Lors de la surprise de troupes d'étapes ennemies à Chàtillon-sur-Seine, le 19 novembre, des Allemands apparurent avec un drapeau blanc et avec la crosse en l'air, puis ils firent feu sur le capitaine Michard qui s'avançait sans défiance : une meule de blé servit d'abri à cet officier et lui sauva la vie 2.

Le 21 janvier 1871, la brigade prussienne Kettler attaquait l'armée de Garibaldi au nord de Dijon pour l'intimider et la retenir sous cette place, tandis que l'armée allemande « du Sud », passant plus au nord, allait assaillir l'armée française de Bourbaki. Tandis que le gros de cette brigade luttait en face de Talant et de Fontaine, l'un de ses détachements latéraux, sous les ordres du major Conta, attaquait plus au nordest Asnières et Messigny, défendus par notre 4e brigade, 30 hommes de la Croix de Nice formant notre gauche, se laissaient fusiller à bout portant par les Allemands qui venaient à eux la crosse en l'air. Cet incident jetait un certain désordre dans notre gauche; mais un valeureux officier, le capitaine Erzybowski, reformait notre ligne et reprenait intrépidement la lutte '.

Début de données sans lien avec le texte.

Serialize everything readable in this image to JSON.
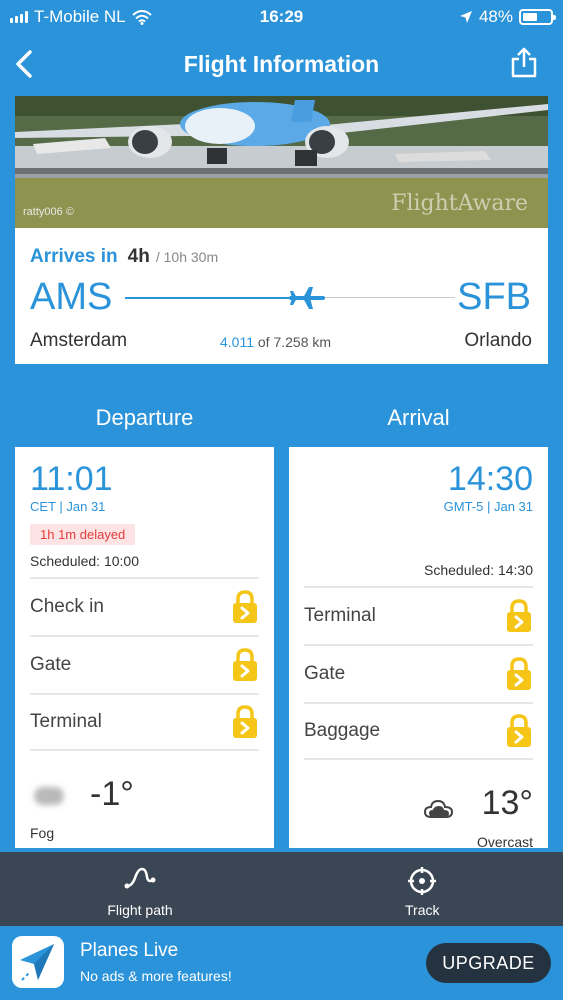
{
  "status_bar": {
    "carrier": "T-Mobile NL",
    "time": "16:29",
    "battery": "48%"
  },
  "nav": {
    "title": "Flight Information",
    "back_icon": "chevron-left-icon",
    "share_icon": "share-icon"
  },
  "photo": {
    "credit": "ratty006 ©",
    "watermark": "FlightAware"
  },
  "route": {
    "arrives_label": "Arrives in",
    "arrives_value": "4h",
    "total_duration": "/ 10h 30m",
    "from_code": "AMS",
    "to_code": "SFB",
    "from_city": "Amsterdam",
    "to_city": "Orlando",
    "distance_done": "4.011",
    "distance_total": "of 7.258 km",
    "progress_fraction": 0.55
  },
  "departure": {
    "header": "Departure",
    "time": "11:01",
    "tz_date": "CET | Jan 31",
    "delay": "1h 1m delayed",
    "scheduled": "Scheduled: 10:00",
    "rows": [
      "Check in",
      "Gate",
      "Terminal"
    ],
    "temperature": "-1°",
    "weather": "Fog",
    "weather_icon": "fog-icon"
  },
  "arrival": {
    "header": "Arrival",
    "time": "14:30",
    "tz_date": "GMT-5 | Jan 31",
    "scheduled": "Scheduled: 14:30",
    "rows": [
      "Terminal",
      "Gate",
      "Baggage"
    ],
    "temperature": "13°",
    "weather": "Overcast",
    "weather_icon": "cloud-icon"
  },
  "toolbar": {
    "flight_path": "Flight path",
    "track": "Track"
  },
  "promo": {
    "app_name": "Planes Live",
    "subtitle": "No ads & more features!",
    "upgrade": "UPGRADE"
  },
  "colors": {
    "accent": "#2b93d9",
    "toolbar": "#3a4653",
    "lock": "#f5c518",
    "delay_bg": "#fde3e3",
    "delay_text": "#e43d3d"
  }
}
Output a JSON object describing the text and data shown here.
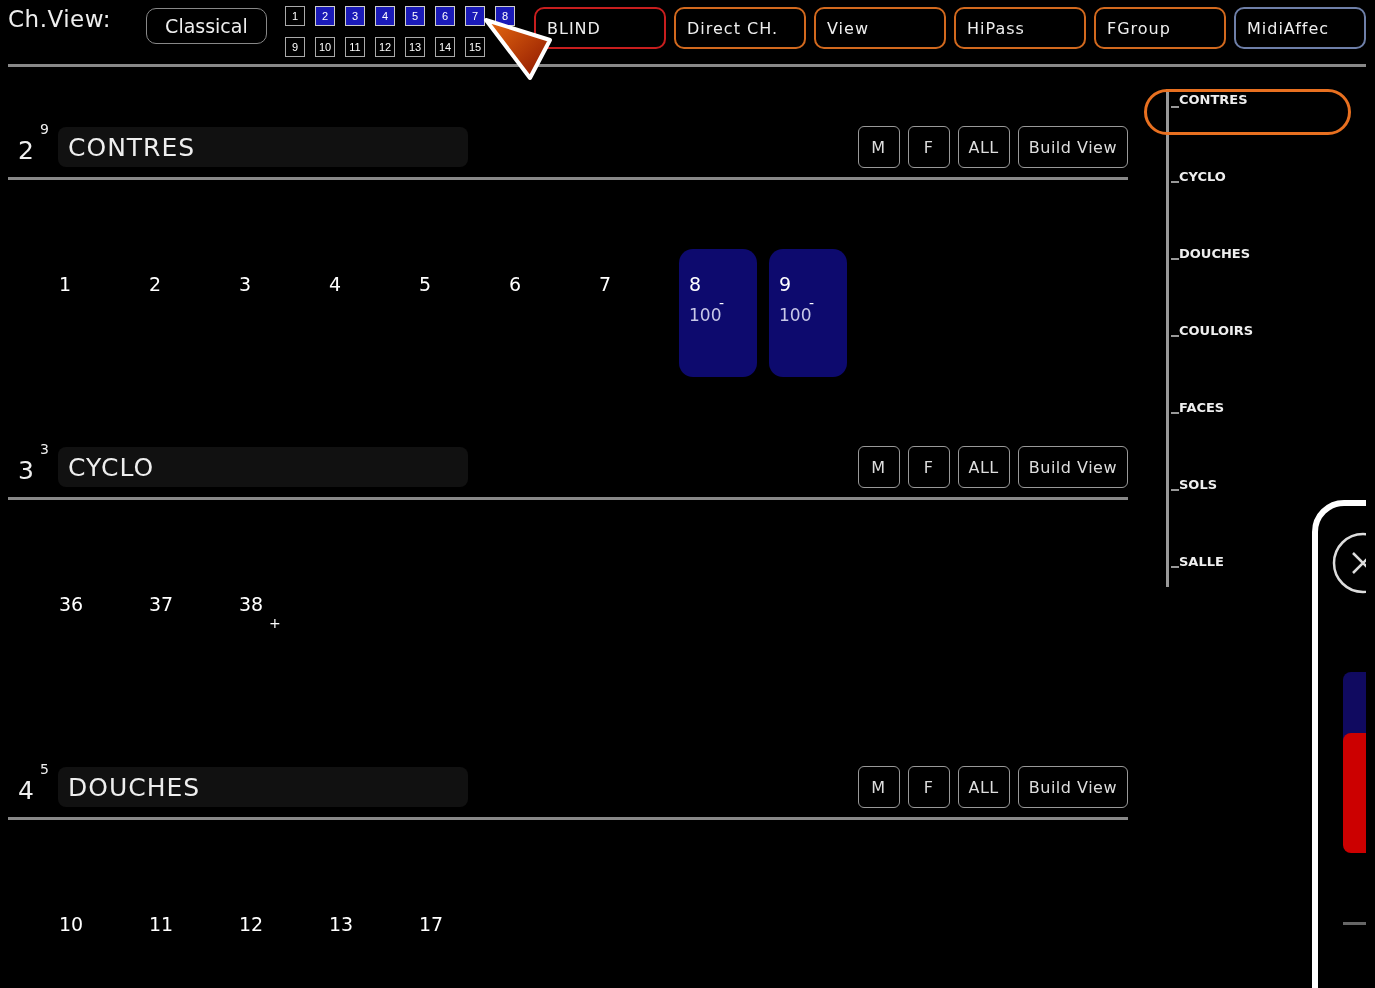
{
  "header": {
    "label": "Ch.View:",
    "mode": "Classical"
  },
  "pages": [
    {
      "label": "1",
      "selected": false
    },
    {
      "label": "2",
      "selected": true
    },
    {
      "label": "3",
      "selected": true
    },
    {
      "label": "4",
      "selected": true
    },
    {
      "label": "5",
      "selected": true
    },
    {
      "label": "6",
      "selected": true
    },
    {
      "label": "7",
      "selected": true
    },
    {
      "label": "8",
      "selected": true
    },
    {
      "label": "9",
      "selected": false
    },
    {
      "label": "10",
      "selected": false
    },
    {
      "label": "11",
      "selected": false
    },
    {
      "label": "12",
      "selected": false
    },
    {
      "label": "13",
      "selected": false
    },
    {
      "label": "14",
      "selected": false
    },
    {
      "label": "15",
      "selected": false
    }
  ],
  "functions": [
    {
      "label": "BLIND",
      "color": "#c81e1e"
    },
    {
      "label": "Direct CH.",
      "color": "#d2691e"
    },
    {
      "label": "View",
      "color": "#d2691e"
    },
    {
      "label": "HiPass",
      "color": "#d2691e"
    },
    {
      "label": "FGroup",
      "color": "#d2691e"
    },
    {
      "label": "MidiAffec",
      "color": "#6e7fa8"
    }
  ],
  "groups": [
    {
      "number": "2",
      "count": "9",
      "name": "CONTRES",
      "buttons": [
        "M",
        "F",
        "ALL",
        "Build View"
      ],
      "channels": [
        {
          "number": "1",
          "selected": false
        },
        {
          "number": "2",
          "selected": false
        },
        {
          "number": "3",
          "selected": false
        },
        {
          "number": "4",
          "selected": false
        },
        {
          "number": "5",
          "selected": false
        },
        {
          "number": "6",
          "selected": false
        },
        {
          "number": "7",
          "selected": false
        },
        {
          "number": "8",
          "selected": true,
          "mark": "-",
          "value": "100"
        },
        {
          "number": "9",
          "selected": true,
          "mark": "-",
          "value": "100"
        }
      ]
    },
    {
      "number": "3",
      "count": "3",
      "name": "CYCLO",
      "buttons": [
        "M",
        "F",
        "ALL",
        "Build View"
      ],
      "channels": [
        {
          "number": "36",
          "selected": false
        },
        {
          "number": "37",
          "selected": false
        },
        {
          "number": "38",
          "selected": false,
          "mark": "+"
        }
      ]
    },
    {
      "number": "4",
      "count": "5",
      "name": "DOUCHES",
      "buttons": [
        "M",
        "F",
        "ALL",
        "Build View"
      ],
      "channels": [
        {
          "number": "10",
          "selected": false
        },
        {
          "number": "11",
          "selected": false
        },
        {
          "number": "12",
          "selected": false
        },
        {
          "number": "13",
          "selected": false
        },
        {
          "number": "17",
          "selected": false
        }
      ]
    }
  ],
  "tree": [
    {
      "label": "CONTRES",
      "selected": true
    },
    {
      "label": "CYCLO",
      "selected": false
    },
    {
      "label": "DOUCHES",
      "selected": false
    },
    {
      "label": "COULOIRS",
      "selected": false
    },
    {
      "label": "FACES",
      "selected": false
    },
    {
      "label": "SOLS",
      "selected": false
    },
    {
      "label": "SALLE",
      "selected": false
    }
  ]
}
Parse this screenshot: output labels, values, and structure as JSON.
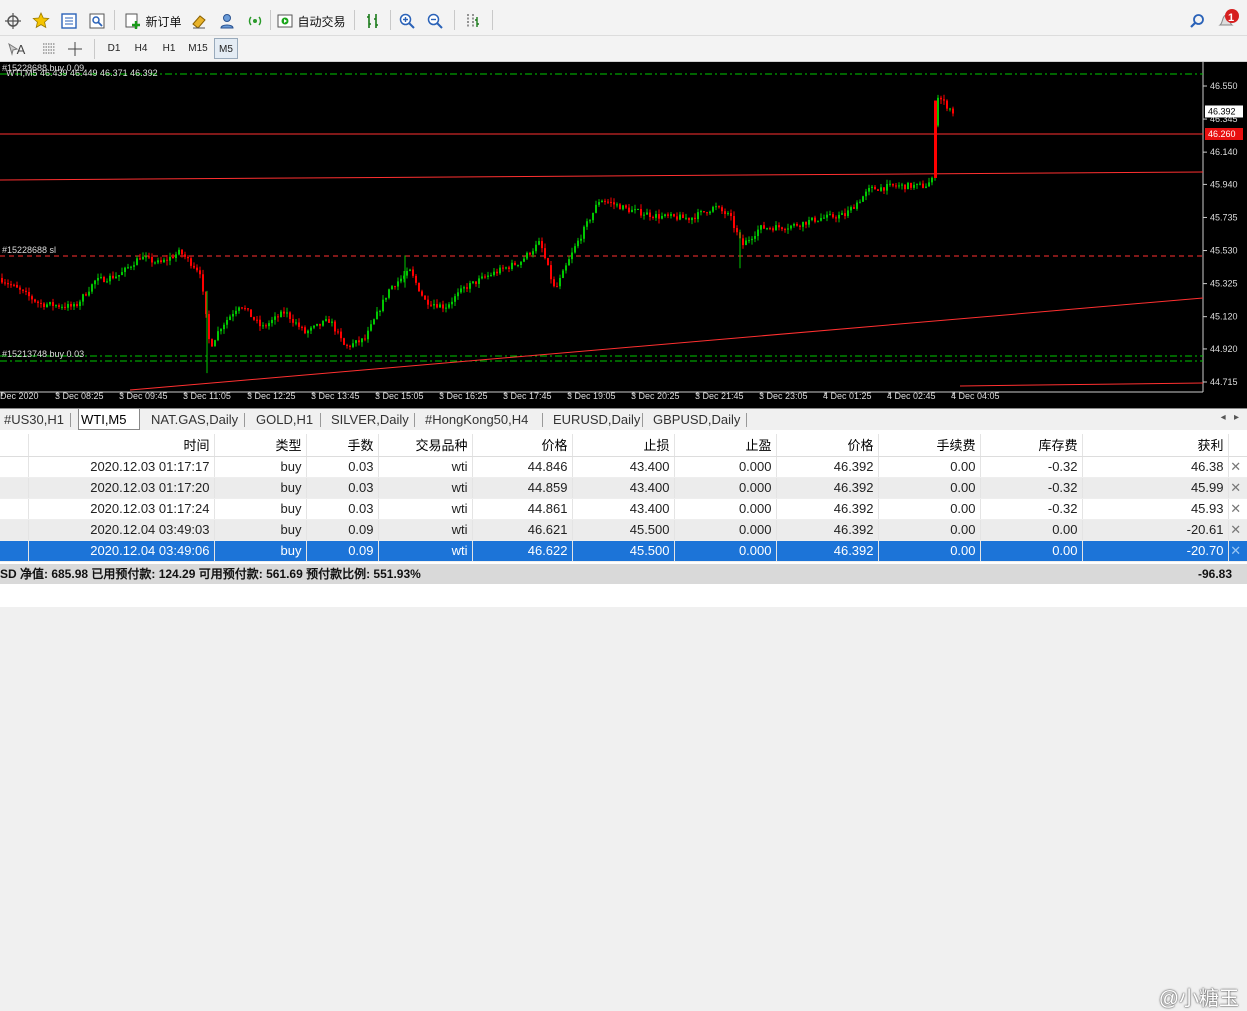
{
  "toolbar": {
    "new_order_label": "新订单",
    "auto_trade_label": "自动交易",
    "notification_count": "1"
  },
  "timeframes": [
    "D1",
    "H4",
    "H1",
    "M15",
    "M5"
  ],
  "active_timeframe": "M5",
  "chart": {
    "header": "WTI,M5  46.439 46.449 46.371 46.392",
    "label_buy_top": "#15228688 buy 0.09",
    "label_sl": "#15228688 sl",
    "label_buy_bottom": "#15213748 buy 0.03",
    "price_labels": [
      "46.550",
      "46.345",
      "46.140",
      "45.940",
      "45.735",
      "45.530",
      "45.325",
      "45.120",
      "44.920",
      "44.715"
    ],
    "current_price": "46.392",
    "red_price": "46.260",
    "time_labels": [
      "Dec 2020",
      "3 Dec 08:25",
      "3 Dec 09:45",
      "3 Dec 11:05",
      "3 Dec 12:25",
      "3 Dec 13:45",
      "3 Dec 15:05",
      "3 Dec 16:25",
      "3 Dec 17:45",
      "3 Dec 19:05",
      "3 Dec 20:25",
      "3 Dec 21:45",
      "3 Dec 23:05",
      "4 Dec 01:25",
      "4 Dec 02:45",
      "4 Dec 04:05"
    ],
    "colors": {
      "bull": "#00c800",
      "bear": "#ff0000",
      "sl_line": "#ff3030",
      "tp_line": "#00c800"
    }
  },
  "chart_tabs": [
    "#US30,H1",
    "WTI,M5",
    "NAT.GAS,Daily",
    "GOLD,H1",
    "SILVER,Daily",
    "#HongKong50,H4",
    "EURUSD,Daily",
    "GBPUSD,Daily"
  ],
  "active_chart_tab": "WTI,M5",
  "orders": {
    "headers": [
      "时间",
      "类型",
      "手数",
      "交易品种",
      "价格",
      "止损",
      "止盈",
      "价格",
      "手续费",
      "库存费",
      "获利"
    ],
    "rows": [
      [
        "2020.12.03 01:17:17",
        "buy",
        "0.03",
        "wti",
        "44.846",
        "43.400",
        "0.000",
        "46.392",
        "0.00",
        "-0.32",
        "46.38"
      ],
      [
        "2020.12.03 01:17:20",
        "buy",
        "0.03",
        "wti",
        "44.859",
        "43.400",
        "0.000",
        "46.392",
        "0.00",
        "-0.32",
        "45.99"
      ],
      [
        "2020.12.03 01:17:24",
        "buy",
        "0.03",
        "wti",
        "44.861",
        "43.400",
        "0.000",
        "46.392",
        "0.00",
        "-0.32",
        "45.93"
      ],
      [
        "2020.12.04 03:49:03",
        "buy",
        "0.09",
        "wti",
        "46.621",
        "45.500",
        "0.000",
        "46.392",
        "0.00",
        "0.00",
        "-20.61"
      ],
      [
        "2020.12.04 03:49:06",
        "buy",
        "0.09",
        "wti",
        "46.622",
        "45.500",
        "0.000",
        "46.392",
        "0.00",
        "0.00",
        "-20.70"
      ]
    ],
    "selected_row": 4
  },
  "status": {
    "text": "SD  净值: 685.98   已用预付款: 124.29   可用预付款: 561.69   预付款比例: 551.93%",
    "total": "-96.83"
  },
  "watermark": "@小糖玉"
}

Le 31 décembre 1870, l'ennemi prononce un retour offensif sur les Moulineaux, non loin de Rouen. A ce sujet le général Roy dira dans sa dépêche : « Je signale encore une fois la déloyauté des Prussiens dont un officier est venu se rendre, offrant son sabre détaché à un capitaine de mobiles; et quand le capitaine eut donné l'ordre de ne pas tirer, ils ont fait feu à bout portant sur la compagnie à laquelle ils se rendaient ».

A Villersexel (9 janvier 1871), le 52° de marche fut victime d'une félonie analogue; le capitaine Brun fut tué et des

1. GRENEST. L'Armée de la Loire, I, 79.

2. GRENEST. L'Armée de l'Est, I, 347.

3. GRENEST. L'Armée de l'Est, II, 408-409. 1871 dans la Côte-d'Or, 156.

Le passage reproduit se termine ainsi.